Mais on peut aussi considérer que la Cour de cassation énonce ici, non pas trois circonstances dont chacune suffirait à exclure l'exonération, mais un ensemble de circonstances ayant permis au Tribunal d'exclure l'exonération. Et ces circonstances se rapportent toutes à la condition de l'exercice d'une profession à titre principal. La formulation même de l'arrêt démontre que la question posée au cas d'espèce n'était pas de savoir si l'activité de bailleur pouvait constituer une activité professionnelle, mais si elle constituait son activité principale. Le fait de constater que le domaine était loué par bail à métayage et que son propriétaire ne participait pas à l'exploitation, ce qui conduit à penser que l'activité déployée à ce titre était réduite, s'ajoutant aux propres déclarations du contribuable ayant reconnu par écrit exercer une autre activité à titre principal, sans l'avoir par la suite ni démenti ni contesté, a été jugé suffisant pour justifier l'exclusion de l'exonération.

D'autres considérations conduisent à considérer l'arrêt du 6 octobre 1998 comme la confirmation de la jurisprudence de Certaines.

En premier lieu, la Cour avait déjà eu recours à la notion d'exploitation pour désigner l'activité du bailleur, parlant, dans l'arrêt de Certaines des " immeubles dépendant d'un domaine agricole exploités par le propriétaire en métayage ". Or, il a déjà été démontré que la Cour de cassation ne signifiait pas par là que le bailleur collaborait avec son métayer à la mise en valeur agricole desdits immeubles. L'exploitation était prise ici dans un sens économique, désignant tout usage d'un bien en vue d'en tirer un profit.

En second lieu, la Cour précise que la doctrine administrative invoquée, savoir le paragraphe 44 de l'instruction administrative 7 R-1-89 n'apporte aucun accommodement aux dispositions de l'article 885 N. Or cette doctrine revient manifestement à affirmer que le bailleur à métayage exerce, es qualité, la profession d'exploitant agricole. Si la Cour de cassation estimait que le bailleur à métayage n'exerce pas une activité professionnelle au sens de l'article 885 N, elle n'aurait pu déclarer que cette doctrine n'apportait aucun accommodement.
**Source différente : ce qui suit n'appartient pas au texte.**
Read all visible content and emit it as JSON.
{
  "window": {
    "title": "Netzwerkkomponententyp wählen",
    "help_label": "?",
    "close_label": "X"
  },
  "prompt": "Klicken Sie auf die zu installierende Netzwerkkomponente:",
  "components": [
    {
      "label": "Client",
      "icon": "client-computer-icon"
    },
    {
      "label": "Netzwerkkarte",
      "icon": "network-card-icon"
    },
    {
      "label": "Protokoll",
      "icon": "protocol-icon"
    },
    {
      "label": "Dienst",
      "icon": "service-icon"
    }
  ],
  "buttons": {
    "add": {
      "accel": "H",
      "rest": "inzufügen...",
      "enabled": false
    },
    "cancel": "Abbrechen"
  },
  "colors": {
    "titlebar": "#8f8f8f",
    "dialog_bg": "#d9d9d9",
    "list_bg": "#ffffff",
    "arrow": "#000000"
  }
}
- Cass. com. 12 janvier 1999, n° 130 P, Pingard: RJF 4/99, n° 500): rejet du pourvoi dirigé contre un jugement ayant refusé l'exonération de forêts procurant à leur propriétaire retraité de faibles revenus relevant de la catégorie des bénéfices agricoles.
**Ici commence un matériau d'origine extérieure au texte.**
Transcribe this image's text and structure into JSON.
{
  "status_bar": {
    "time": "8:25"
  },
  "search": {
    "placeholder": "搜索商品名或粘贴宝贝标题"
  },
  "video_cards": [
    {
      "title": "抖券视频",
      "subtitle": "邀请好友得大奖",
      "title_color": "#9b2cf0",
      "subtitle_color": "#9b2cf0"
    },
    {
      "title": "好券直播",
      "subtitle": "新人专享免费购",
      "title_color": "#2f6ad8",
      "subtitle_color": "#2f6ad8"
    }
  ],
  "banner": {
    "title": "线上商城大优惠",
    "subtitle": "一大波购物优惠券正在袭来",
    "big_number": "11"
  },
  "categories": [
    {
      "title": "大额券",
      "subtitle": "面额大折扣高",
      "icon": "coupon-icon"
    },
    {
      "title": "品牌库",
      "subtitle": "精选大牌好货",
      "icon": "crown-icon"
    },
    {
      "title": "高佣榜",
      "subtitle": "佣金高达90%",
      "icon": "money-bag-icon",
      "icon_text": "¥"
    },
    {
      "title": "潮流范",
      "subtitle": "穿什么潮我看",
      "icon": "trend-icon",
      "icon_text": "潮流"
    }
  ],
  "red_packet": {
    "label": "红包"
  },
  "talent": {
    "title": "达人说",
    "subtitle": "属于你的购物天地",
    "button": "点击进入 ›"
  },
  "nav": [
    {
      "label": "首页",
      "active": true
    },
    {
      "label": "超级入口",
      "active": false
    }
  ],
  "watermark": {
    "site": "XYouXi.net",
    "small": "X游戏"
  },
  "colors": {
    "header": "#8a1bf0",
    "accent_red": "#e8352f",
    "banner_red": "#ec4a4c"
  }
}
Logiquement, l'application des principes dégagés par la Cour de cassation dans l'affaire de Certaines aurait dû conduire le juge à accepter la qualification de biens professionnels. Les revenus relevaient de la catégorie des bénéfices agricoles. Certes ils ne constituaient pas la majeure partie des ressources du contribuable mais au contraire une infime partie. Mais ils constituaient visiblement sa seule activité économique (quoique vraisemblablement réduite). Les juges avaient justifié leur décision d'exclure la qualification de biens professionnels en définissant la profession comme l'exercice, à titre habituel et constant, d'une activité de nature à procurer à celui qui l'exerce les moyens de faire face aux besoins normaux de l'existence, et non simplement d'une occupation alors qu'en l'espèce l'exploitation des 456 ha de forêt ne dégageaient que des revenus extrêmement modestes, voire nuls, établissant à l'évidence la démonstration que ces revenus ne permettaient pas d'obtenir des moyens habituels, constants et normaux pour satisfaire aux besoins de la vie et sans doute au train de vie des intéressés. La Cour de cassation juge le motif erroné, mais surabondant, dès lors que le redevable, qui se présentait comme industriel retraité, n'établissait pas qu'il exerçait à titre principal l'activité d'exploitant forestier, alors que, prétendant avoir omis de ranger les biens litigieux parmi ses biens professionnels, il lui incombait de justifier qu'étaient réunies les conditions d'exonération.

Il est difficile de tirer des enseignements certains de cette décision de rejet dans la mesure où la Cour de cassation n'écarte explicitement aucun argument que le contribuable aurait pu présenter à l'appui de sa demande d'exonération, mais situe le débat sur le terrain de la preuve.